Over half of Inuit women in mining experienced incidents of violence, sexual harassment: Report

·4 min read
Rebecca Kudloo, president of Pauktuutit Inuit Women of Canada, said she is willing to work with mines to improve their harassment policies and create safer working environments.  (Eye on the Arctic - image credit)
Rebecca Kudloo, president of Pauktuutit Inuit Women of Canada, said she is willing to work with mines to improve their harassment policies and create safer working environments. (Eye on the Arctic - image credit)

A national Inuit women's organization has released a study on the experience of Inuit women in the mining industry based on the surveys of 29 workers.

In the report by Pauktuutit Inuit Women of Canada, the surveys show that more than half of the participants experienced repeated incidents of sexual harassment and violence on the job.

According to the report — Addressing Inuit Women's Economic Security and Prosperity in the Resource Extraction Industry — the most common form of harassment women experience is unwanted sexual jokes, comments, touching and emotional and physical abuse.

"This survey shows that women are not feeling safe sometimes working at the mine," said Rebecca Kudloo, president of Pauktuutit.

"Maybe not getting the support that they need … sometimes women will quit rather than deal with what they have to deal with by reporting."

The women surveyed are current and former employees of the mining industry from Baker Lake and Arviat, Nunavut, along with Salluit and Nunakvik in Northern Quebec and Inuvik, N.W.T.

The surveys used open and closed questions created by Firelight Research Inc. and trained Pauktuutit staff on digital survey delivery and data collection.

More than half of the women who answered the survey had been working in the industry for up to three years while some had more than 10 years experience.

Repeated incidents of sexual harassment, violence

Of the women who answered the questions, 45 per cent said they had never experienced sexual violence or harassment. But the women who did said their harassment was intense and that they had to deal with it on a regular basis.

Most women did not hold the same positions as their harassers and were often the victims of men they didn't know, according to the report.

The report says that several women did not report the harassment they experienced to their employer out of fear, embarrassment, or because management seemed unapproachable or there was no one to go to.

Other women who did report incidents had varied reactions from their employers such as offenders losing their jobs or no action taken at all.

Recommendations from the report say there should be more women in human resource and management positions to go to when harassment occurs and have specific company policies and procedures to respond to incidents.
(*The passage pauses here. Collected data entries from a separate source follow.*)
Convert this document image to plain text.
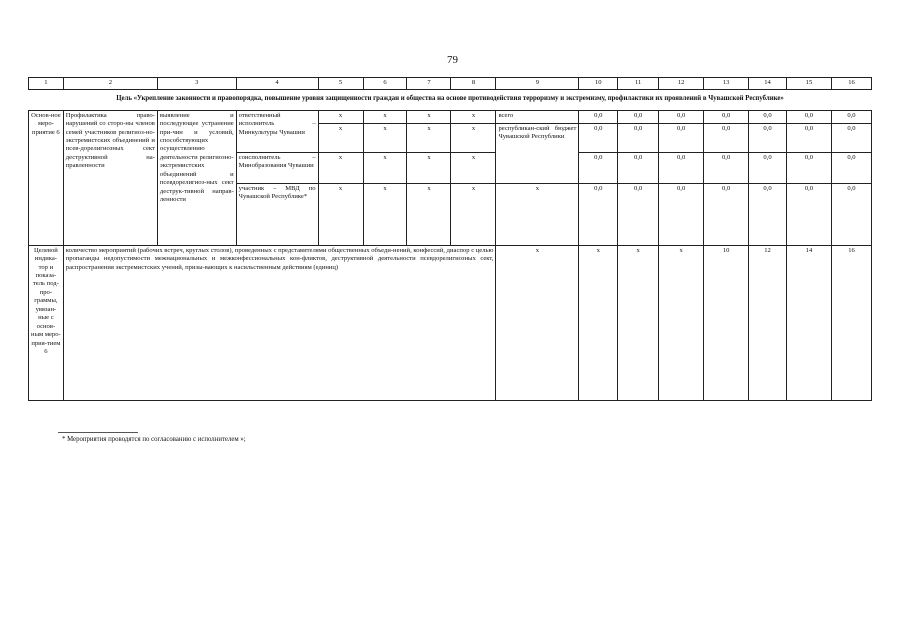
79
1	2	3	4	5	6	7	8	9	10	11	12	13	14	15	16
Цель «Укрепление законности и правопорядка, повышение уровня защищенности граждан и общества на основе противодействия терроризму и экстремизму, профилактики их проявлений в Чувашской Республике»															
Основ-ное меро-приятие 6	Профилактика право-нарушений со сторо-ны членов семей участников религиоз-но-экстремистских объединений и псев-дорелигиозных сект деструктивной на-правленности	выявление и последующее устранение при-чин и условий, способствующих осуществлению деятельности религиозно-экстремистских объединений и псевдорелигиоз-ных сект деструк-тивной направ-ленности	ответственный исполнитель – Минкультуры Чувашии	x	x	x	x	всего	0,0	0,0	0,0	0,0	0,0	0,0	0,0
				x	x	x	x	республикан-ский бюджет Чувашской Республики	0,0	0,0	0,0	0,0	0,0	0,0	0,0
			соисполнитель – Минобразования Чувашии	x	x	x	x		0,0	0,0	0,0	0,0	0,0	0,0	0,0
			участник – МВД по Чувашской Республике*	x	x	x	x	x	0,0	0,0	0,0	0,0	0,0	0,0	0,0
Целевой индика-тор и показа-тель под-про-граммы, увязан-ные с основ-ным меро-прия-тием 6	количество мероприятий (рабочих встреч, круглых столов), проведенных с представителями общественных объеди-нений, конфессий, диаспор с целью пропаганды недопустимости межнациональных и межконфессиональных кон-фликтов, деструктивной деятельности псевдорелигиозных сект, распространения экстремистских учений, призы-вающих к насильственным действиям (единиц)							x	x	x	x	10	12	14	16
* Мероприятия проводятся по согласованию с исполнителем »;
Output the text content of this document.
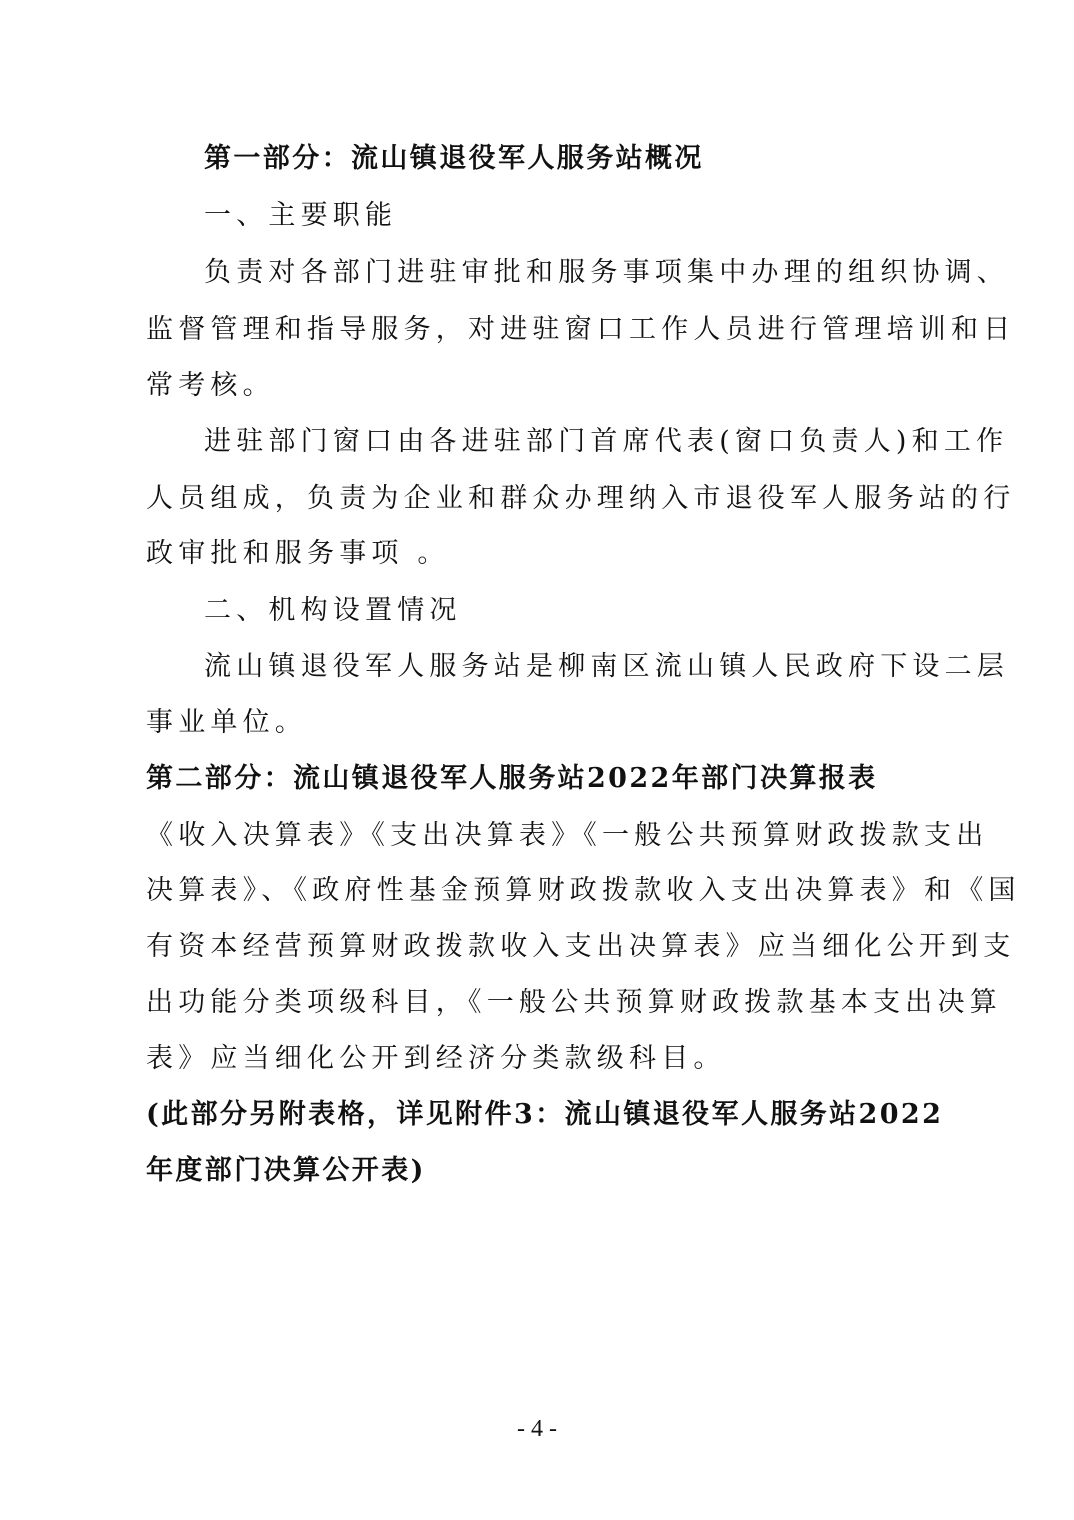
第一部分：流山镇退役军人服务站概况
一、主要职能
负责对各部门进驻审批和服务事项集中办理的组织协调、
监督管理和指导服务，对进驻窗口工作人员进行管理培训和日
常考核。
进驻部门窗口由各进驻部门首席代表(窗口负责人)和工作
人员组成，负责为企业和群众办理纳入市退役军人服务站的行
政审批和服务事项 。
二、机构设置情况
流山镇退役军人服务站是柳南区流山镇人民政府下设二层
事业单位。
第二部分：流山镇退役军人服务站2022年部门决算报表
《收入决算表》《支出决算表》《一般公共预算财政拨款支出
决算表》、《政府性基金预算财政拨款收入支出决算表》和《国
有资本经营预算财政拨款收入支出决算表》应当细化公开到支
出功能分类项级科目，《一般公共预算财政拨款基本支出决算
表》应当细化公开到经济分类款级科目。
(此部分另附表格，详见附件3：流山镇退役军人服务站2022
年度部门决算公开表)
- 4 -
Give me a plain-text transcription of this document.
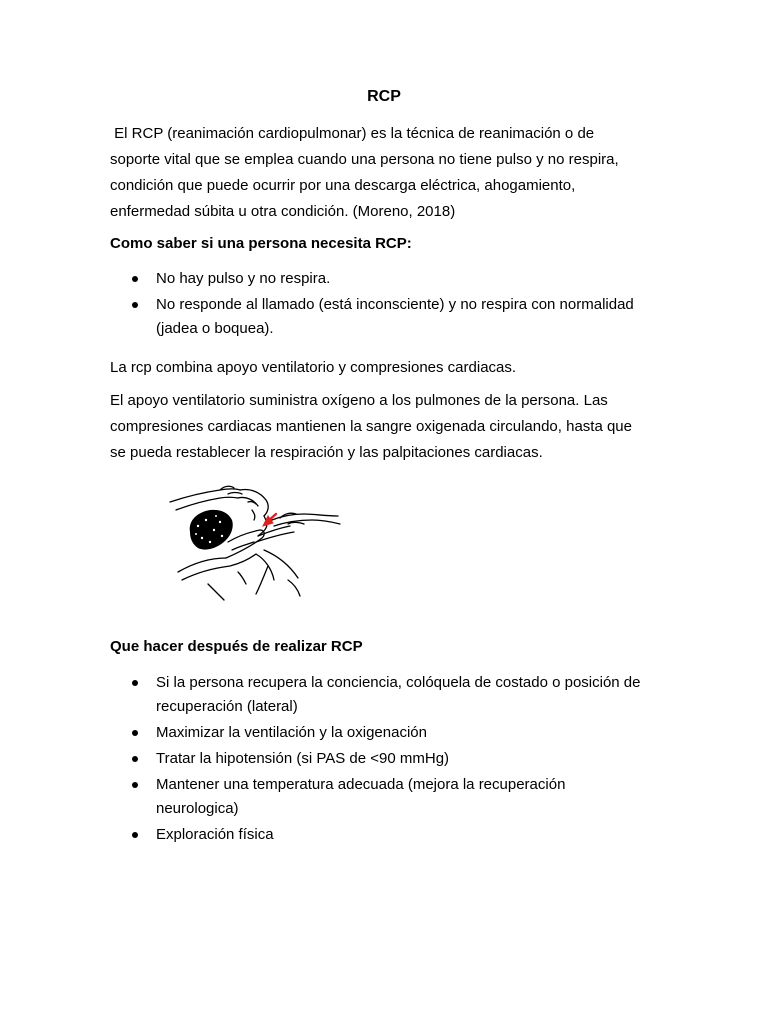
RCP
El RCP (reanimación cardiopulmonar) es la técnica de reanimación o de
soporte vital que se emplea cuando una persona no tiene pulso y no respira,
condición que puede ocurrir por una descarga eléctrica, ahogamiento,
enfermedad súbita u otra condición. (Moreno, 2018)
Como saber si una persona necesita RCP:
No hay pulso y no respira.
No responde al llamado (está inconsciente) y no respira con normalidad
(jadea o boquea).
La rcp combina apoyo ventilatorio y compresiones cardiacas.
El apoyo ventilatorio suministra oxígeno a los pulmones de la persona. Las
compresiones cardiacas mantienen la sangre oxigenada circulando, hasta que
se pueda restablecer la respiración y las palpitaciones cardiacas.
Que hacer después de realizar RCP
Si la persona recupera la conciencia, colóquela de costado o posición de
recuperación (lateral)
Maximizar la ventilación y la oxigenación
Tratar la hipotensión (si PAS de <90 mmHg)
Mantener una temperatura adecuada (mejora la recuperación
neurologica)
Exploración física
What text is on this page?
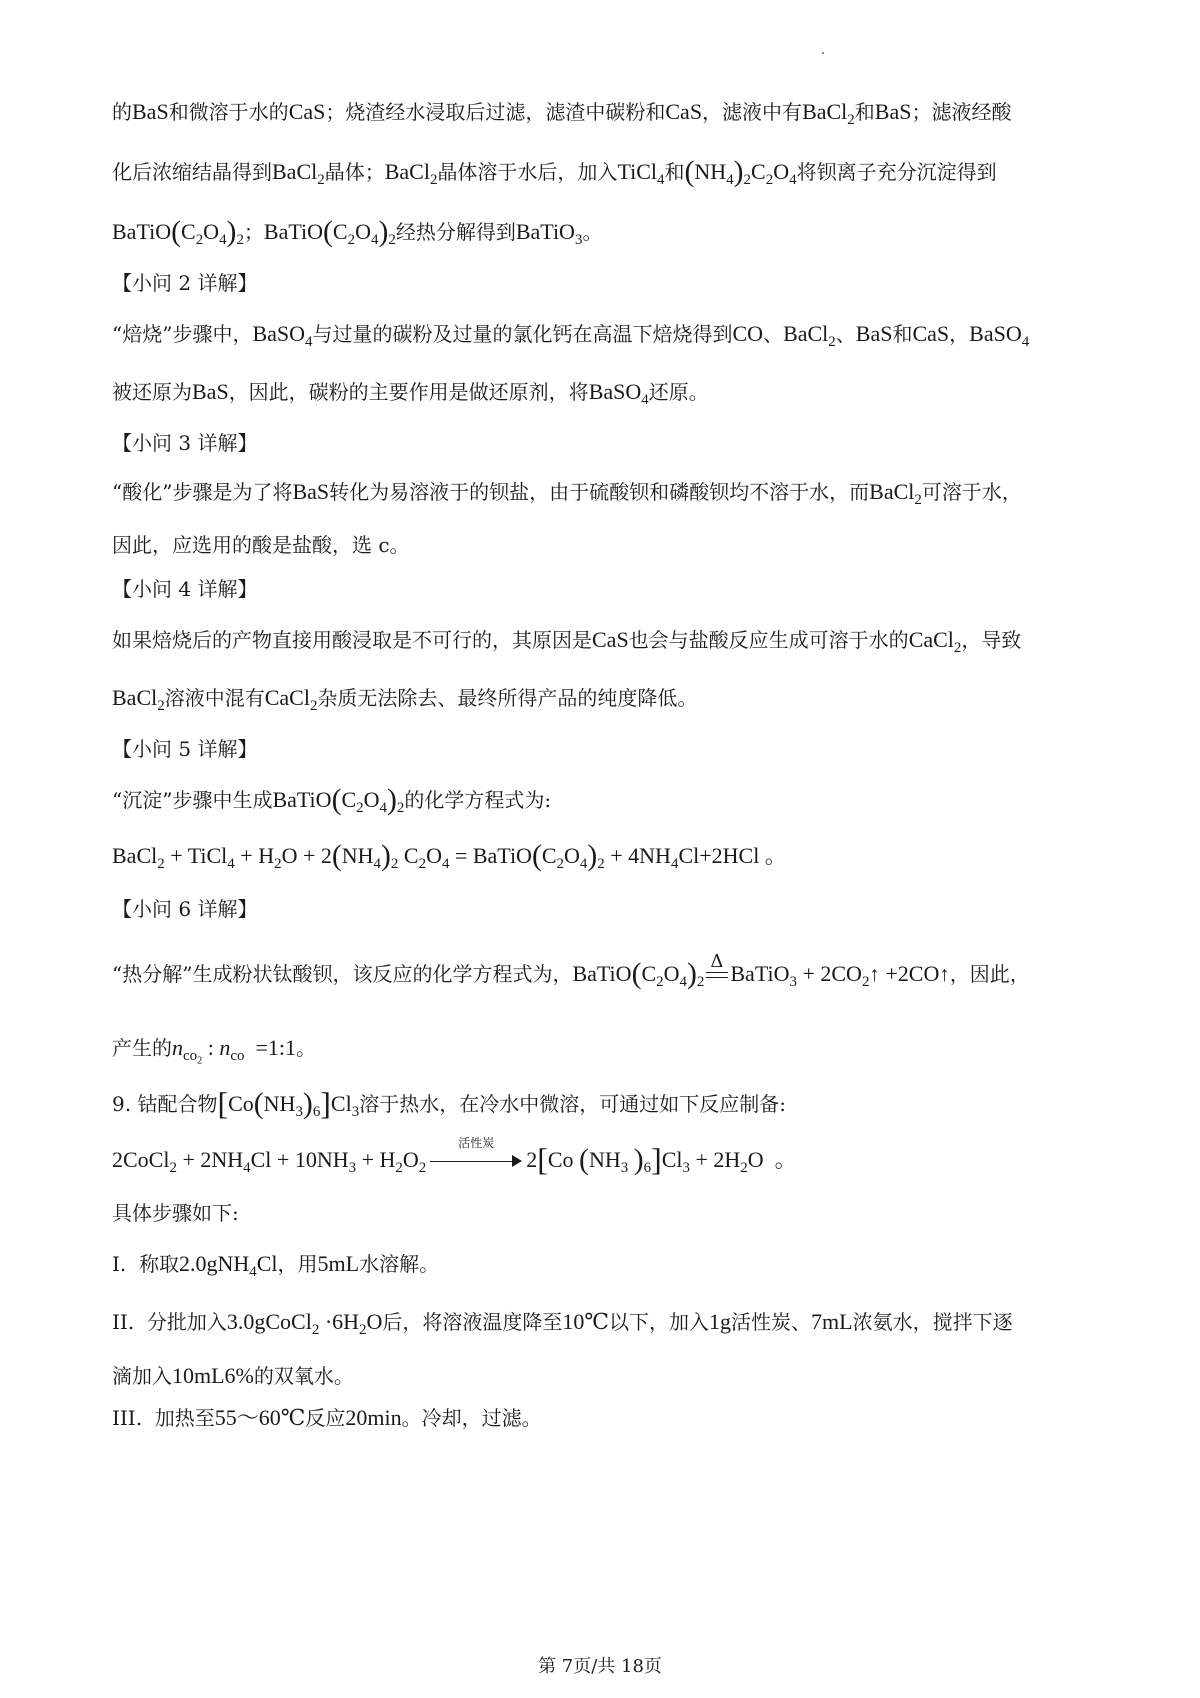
的BaS和微溶于水的CaS；烧渣经水浸取后过滤，滤渣中碳粉和CaS，滤液中有BaCl$_2$和BaS；滤液经酸
化后浓缩结晶得到BaCl$_2$晶体；BaCl$_2$晶体溶于水后，加入TiCl$_4$和$(NH_4)_2C_2O_4$将钡离子充分沉淀得到
$BaTiO(C_2O_4)_2$；$BaTiO(C_2O_4)_2$经热分解得到BaTiO$_3$。
【小问 2 详解】
“焙烧”步骤中，BaSO$_4$与过量的碳粉及过量的氯化钙在高温下焙烧得到CO、BaCl$_2$、BaS和CaS，BaSO$_4$
被还原为BaS，因此，碳粉的主要作用是做还原剂，将BaSO$_4$还原。
【小问 3 详解】
“酸化”步骤是为了将BaS转化为易溶液于的钡盐，由于硫酸钡和磷酸钡均不溶于水，而BaCl$_2$可溶于水，
因此，应选用的酸是盐酸，选 c。
【小问 4 详解】
如果焙烧后的产物直接用酸浸取是不可行的，其原因是CaS也会与盐酸反应生成可溶于水的CaCl$_2$，导致
BaCl$_2$溶液中混有CaCl$_2$杂质无法除去、最终所得产品的纯度降低。
【小问 5 详解】
“沉淀”步骤中生成$BaTiO(C_2O_4)_2$的化学方程式为:
BaCl$_2$ + TiCl$_4$ + $H_2O + 2(NH_4)_2$ $C_2O_4$ = $BaTiO(C_2O_4)_2 + 4NH_4Cl+2HCl$ 。
【小问 6 详解】
“热分解”生成粉状钛酸钡，该反应的化学方程式为，$BaTiO(C_2O_4)_2$
Δ BaTiO$_3$ + $2CO_2↑$ +2CO↑，因此，
产生的$n_{co_2}$ : $n_{co}$  =1:1。
9. 钴配合物$[Co(NH_3)_6]Cl_3$溶于热水，在冷水中微溶，可通过如下反应制备:
2CoCl$_2$ + $2NH_4Cl + 10NH_3 + H_2O_2$
活性炭
2[Co ($NH_3$ )$_6]Cl_3 + 2H_2O$  。
具体步骤如下:
I.  称取2.0gNH$_4$Cl，用5mL水溶解。
II.  分批加入3.0gCoCl$_2$ $\cdot 6H_2O$后，将溶液温度降至10℃以下，加入1g活性炭、7mL浓氨水，搅拌下逐
滴加入10mL6%的双氧水。
III.  加热至55～60℃反应20min。冷却，过滤。
第 7页/共 18页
"If their policies are not understood by the staff then it is not going to work," said Kudloo.

An excavator transfers high grade stockpiled minerals into a hauling truck at Agnico Eagle's Amaruq mine site in Nunavut, in July 2019.
An excavator transfers high grade stockpiled minerals into a hauling truck at Agnico Eagle's Amaruq mine site in Nunavut, in July 2019.(Cole Burston/Bloomberg)

Mines say there is zero-tolerance for harassment

Agnico Eagle says that eight per cent of their Nunavut workforce is Inuit women.

A spokesperson from the company said Agnico Eagle has a zero-tolerance policy in place on violence, harassment and sexual harassment. It also has a four-hour training for all employees on bullying, harassment, discrimination and how to recognize and respond to them.

The spokesperson said 3,306 employees in Nunavut have taken the training.

Both Baffinland and Glencore Canada sent statements to CBC saying they have zero-tolerance policies on harassment.

Inuit women supporting large households on low income

According to the report, most women feel safe working at the mine but that feeling safety can vary throughout the day depending on the situation. One woman wrote in the survey that she felt safe while on shift but unsafe after hours while off duty.

A third of the women who responded to the survey said they were providing financial support between four to six people in their household back home.

The most common jobs for Inuit women in mining are lower level positions that earned salaries of $60,000 or less.

"A lot of women working at those lower level positions are supporting their children and sometimes extend family members," said Kudloo. "So they need to be in a safe place to work and be happy where their workplace is making money for their families and for themselves."

Kudloo says Pauktuutit will work with any mine on their harassment policies.

She has already spoken to the Meadowbank mine, part of Agnico Eagle Mines, who reached out about the report.

"We have been looking at this for a long time and things have to improve," said Kudloo.

"If people are happy working in these places, the resource extraction industry, then it is good for our people and their companies so we need to work together."